Da sich das Verhältnis zwischen Praktiker und Patient auf die Hilfsbereitschaft von Gottes Kindern, auf die gegenseitige Verwandtschaft der Ideen des Gemüts stützt, so gibt es in Wirklichkeit keine Einschränkung, kein Gebundensein, keine ungehörige mentale Einmischung. Auch die erfolgreiche Behandlung eines Falles fordert keineswegs das Weiterbestehen der Beziehung des Praktikers zum Patienten, ja das Erwarten der Notwendigkeit zukünftiger Hilfe ist geradezu ein Irrtum. Jeder Ruf um Hilfe sollte der göttlichen Führung untergeordnet werden. Kein Praktiker betrachte jemanden als seinen Patienten, es sei denn, er habe die Person tatsächlich in Behandlung. Wenn die Behandlung aufhört, so sind auch die gegenseitigen Verpflichtungen zu Ende; das Verhältnis kann jedoch zu jeder Zeit auf Vereinbarung hin erneuert werden. Es ist klar, daß in der Zwischenzeit Ausdrücke wie „mein Praktiker” oder „mein Patient” nicht am Platze sind.

Der wachsame Praktiker ist bestrebt, allem entgegenzuwirken, was zu dem Glauben führt, als sei es notwendig, für den Familienarzt oder den Geistlichen einen Stellvertreter zu haben. Er verläßt sich zum Zweck der Berichtigung irriger Annahmen gänzlich auf den heilsamen Einfluß rechten Denkens. Er versucht nicht, seine Gedanken auf den Patienten zu konzentrieren. Gott, das eine Gemüt, ist überall und bedarf keiner Konzentration. Praktiker und Patient nähern sich beide dem Thron der Gnade mit vollem Vertrauen und ohne allen Zweifel.
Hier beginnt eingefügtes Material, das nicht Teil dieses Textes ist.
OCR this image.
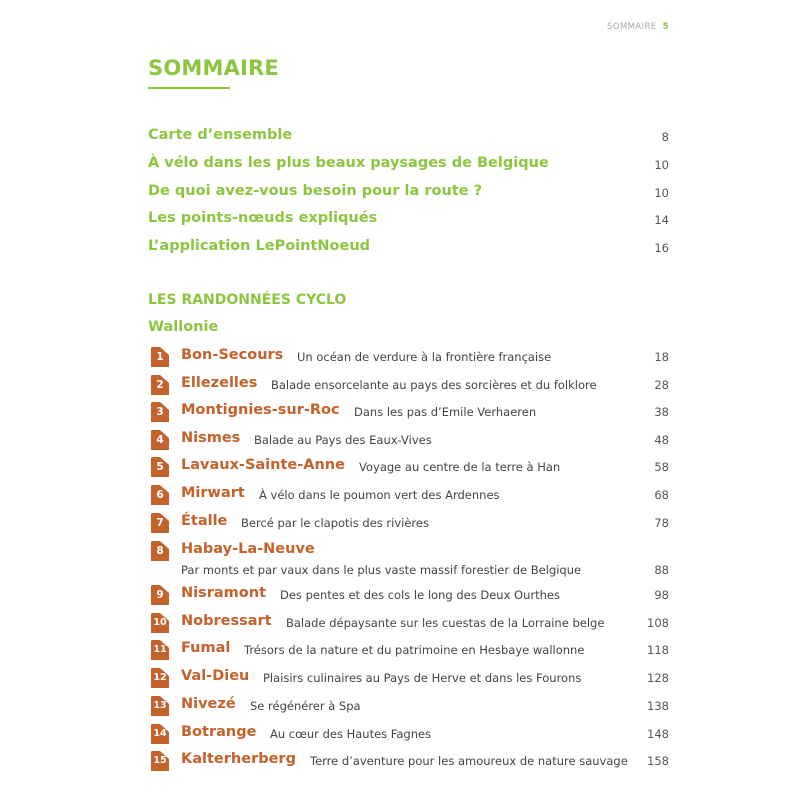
SOMMAIRE 5
SOMMAIRE
Carte d’ensemble	8
À vélo dans les plus beaux paysages de Belgique	10
De quoi avez-vous besoin pour la route ?	10
Les points-nœuds expliqués	14
L’application LePointNoeud	16
LES RANDONNÉES CYCLO
Wallonie
1	Bon-Secours Un océan de verdure à la frontière française	18
2	Ellezelles Balade ensorcelante au pays des sorcières et du folklore	28
3	Montignies-sur-Roc Dans les pas d’Emile Verhaeren	38
4	Nismes Balade au Pays des Eaux-Vives	48
5	Lavaux-Sainte-Anne Voyage au centre de la terre à Han	58
6	Mirwart À vélo dans le poumon vert des Ardennes	68
7	Étalle Bercé par le clapotis des rivières	78
8	Habay-La-Neuve
Par monts et par vaux dans le plus vaste massif forestier de Belgique	88
9	Nisramont Des pentes et des cols le long des Deux Ourthes	98
10 Nobressart Balade dépaysante sur les cuestas de la Lorraine belge	108
11 Fumal Trésors de la nature et du patrimoine en Hesbaye wallonne	118
12 Val-Dieu Plaisirs culinaires au Pays de Herve et dans les Fourons	128
13 Nivezé Se régénérer à Spa	138
14 Botrange Au cœur des Hautes Fagnes	148
15 Kalterherberg Terre d’aventure pour les amoureux de nature sauvage 158
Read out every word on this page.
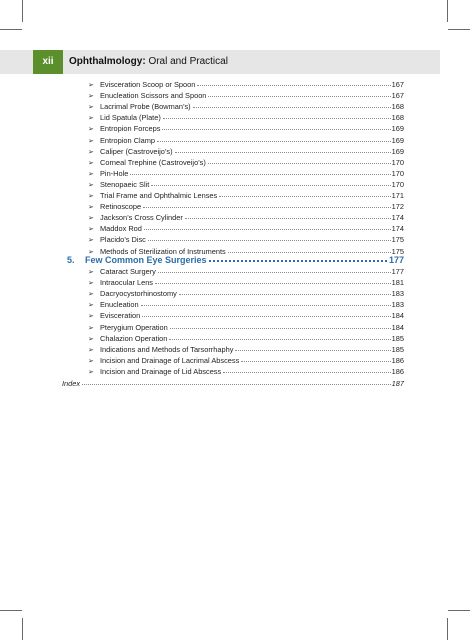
xii	Ophthalmology: Oral and Practical
➢ Evisceration Scoop or Spoon	167
➢ Enucleation Scissors and Spoon	167
➢ Lacrimal Probe (Bowman’s)	168
➢ Lid Spatula (Plate)	168
➢ Entropion Forceps	169
➢ Entropion Clamp	169
➢ Caliper (Castroveijo’s)	169
➢ Corneal Trephine (Castroveijo’s)	170
➢ Pin-Hole	170
➢ Stenopaeic Slit	170
➢ Trial Frame and Ophthalmic Lenses	171
➢ Retinoscope	172
➢ Jackson’s Cross Cylinder	174
➢ Maddox Rod	174
➢ Placido’s Disc	175
➢ Methods of Sterilization of Instruments	175
5.	Few Common Eye Surgeries	177
➢ Cataract Surgery	177
➢ Intraocular Lens	181
➢ Dacryocystorhinostomy	183
➢ Enucleation	183
➢ Evisceration	184
➢ Pterygium Operation	184
➢ Chalazion Operation	185
➢ Indications and Methods of Tarsorrhaphy	185
➢ Incision and Drainage of Lacrimal Abscess	186
➢ Incision and Drainage of Lid Abscess	186
Index	187
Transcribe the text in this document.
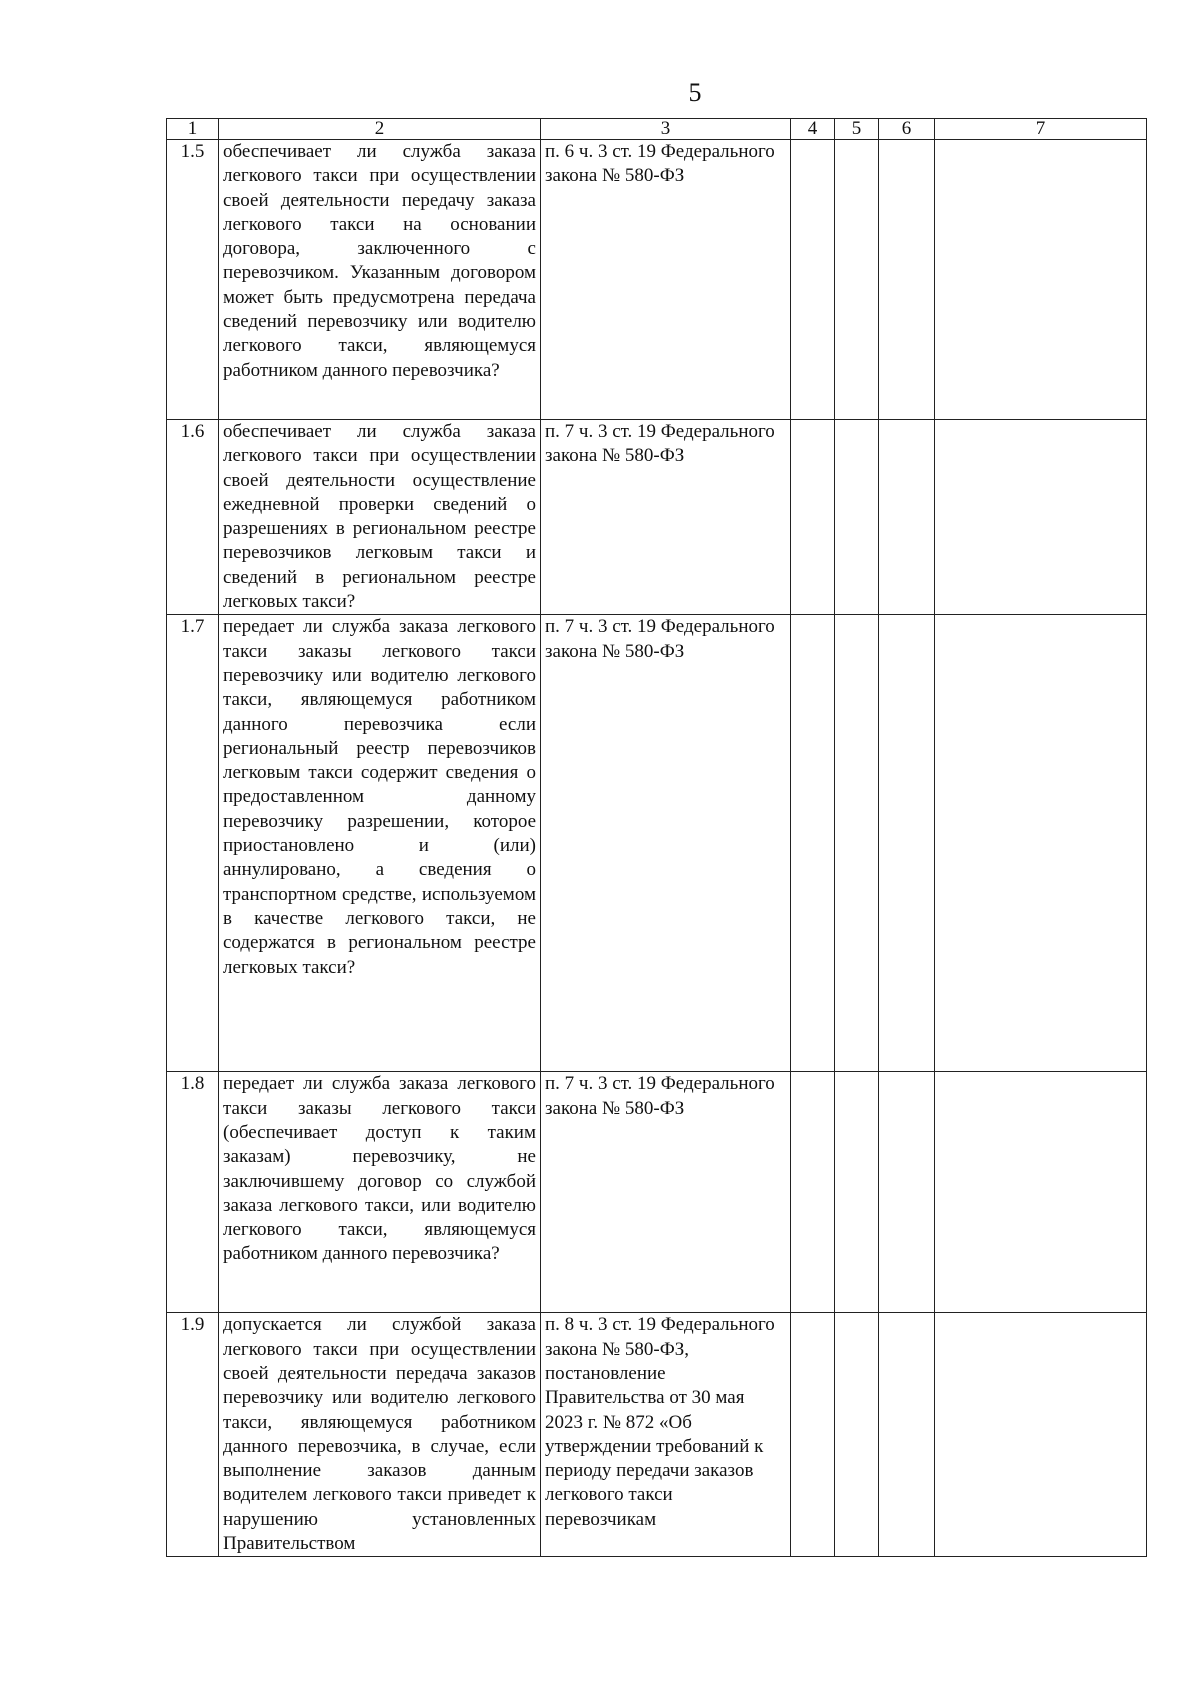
5
1	2	3	4	5	6	7
1.5	обеспечивает ли служба заказа легкового такси при осуществлении своей деятельности передачу заказа легкового такси на основании договора, заключенного с перевозчиком. Указанным договором может быть предусмотрена передача сведений перевозчику или водителю легкового такси, являющемуся работником данного перевозчика?	п. 6 ч. 3 ст. 19 Федерального закона № 580-ФЗ				
1.6	обеспечивает ли служба заказа легкового такси при осуществлении своей деятельности осуществление ежедневной проверки сведений о разрешениях в региональном реестре перевозчиков легковым такси и сведений в региональном реестре легковых такси?	п. 7 ч. 3 ст. 19 Федерального закона № 580-ФЗ				
1.7	передает ли служба заказа легкового такси заказы легкового такси перевозчику или водителю легкового такси, являющемуся работником данного перевозчика если региональный реестр перевозчиков легковым такси содержит сведения о предоставленном данному перевозчику разрешении, которое приостановлено и (или) аннулировано, а сведения о транспортном средстве, используемом в качестве легкового такси, не содержатся в региональном реестре легковых такси?	п. 7 ч. 3 ст. 19 Федерального закона № 580-ФЗ				
1.8	передает ли служба заказа легкового такси заказы легкового такси (обеспечивает доступ к таким заказам) перевозчику, не заключившему договор со службой заказа легкового такси, или водителю легкового такси, являющемуся работником данного перевозчика?	п. 7 ч. 3 ст. 19 Федерального закона № 580-ФЗ				
1.9	допускается ли службой заказа легкового такси при осуществлении своей деятельности передача заказов перевозчику или водителю легкового такси, являющемуся работником данного перевозчика, в случае, если выполнение заказов данным водителем легкового такси приведет к нарушению установленных Правительством	п. 8 ч. 3 ст. 19 Федерального закона № 580-ФЗ, постановление Правительства от 30 мая 2023 г. № 872 «Об утверждении требований к периоду передачи заказов легкового такси перевозчикам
Zuallererst muß der Praktiker unter der Leitung der göttlichen Weisheit feststellen, ob der Patient die nötige Empfänglichkeit für die christlich- wissenschaftliche Behandlung hat; denn, wie Mrs. Eddy sagt, „kein Mensch wird unter wissentlichem Irrtum oder durch denselben körperlich geheilt, ebensowenig wie er in oder durch Sünde moralisch erlöst wird” (Wissenschaft und Gesundheit, S. 369). Nachdem der Praktiker den Patienten angenommen hat, sucht er nach Kräften das in ihn gesetzte Vertrauen zu rechtfertigen. Aber auch der Patient übernimmt Verpflichtungen. Beide müssen sich im rechten Lichte sehen, und beide sind in erster Linie Gott verantwortlich.

Nicht selten begegnet man der irrigen Annahme, als gäbe es Praktiker, die in der Behandlung gewisser Krankheiten ganz besonders geschickt seien. Daß Krankheiten kein eigentliches Wesen haben, wird sogar von den Vertretern mancher materiellen Heilmethoden zugegeben. Die Christliche Wissenschaft bildet keine Spezialisten heran, denn ihrer Lehre gemäß haben alle Krankheiten nur eine Ursache, nämlich die falsche Vorstellung von dem Wesen der Gesundheit, und eines jeden Christlichen Wissenschafters Spezialität muß somit darin bestehen, die Lügenannahme, daß Leben in der Materie sei, zu zerstören und des Menschen wahres Sein als ein geistiges Wesen ans Licht zu bringen.

Aus dem Gesagten geht hervor, daß der Praktiker der Christlichen Wissenschaft kein Familenarzt, Rezeptverschreiber, Spezialist, Vermittler, Pastor noch Beherrscher ist. Er ist einfach ein Diener der Menschheit. Sein Herz ist nie verschlossen gegenüber dem Ruf aus Mazedonien, sondern er leiht ihm stets ein offenes Ohr und lenkt seine Schritte nach der Richtung hin, woher er ertönt. Der Meister-Metaphysiker, Christus Jesus, weist ihm sein Amt an, dessen praktisches Wesen von dem Apostel Jakobus in folgenden Worten klar dargelegt wird: „Ein reiner und unbefleckter Gottesdienst vor Gott, dem Vater, ist der: die Waisen und Witwen in ihrer Trübsal besuchen und sich von der Welt unbefleckt behalten.”


Willst du dich am Ganzen erquicken,
So mußt du das Ganze im Kleinsten erblicken.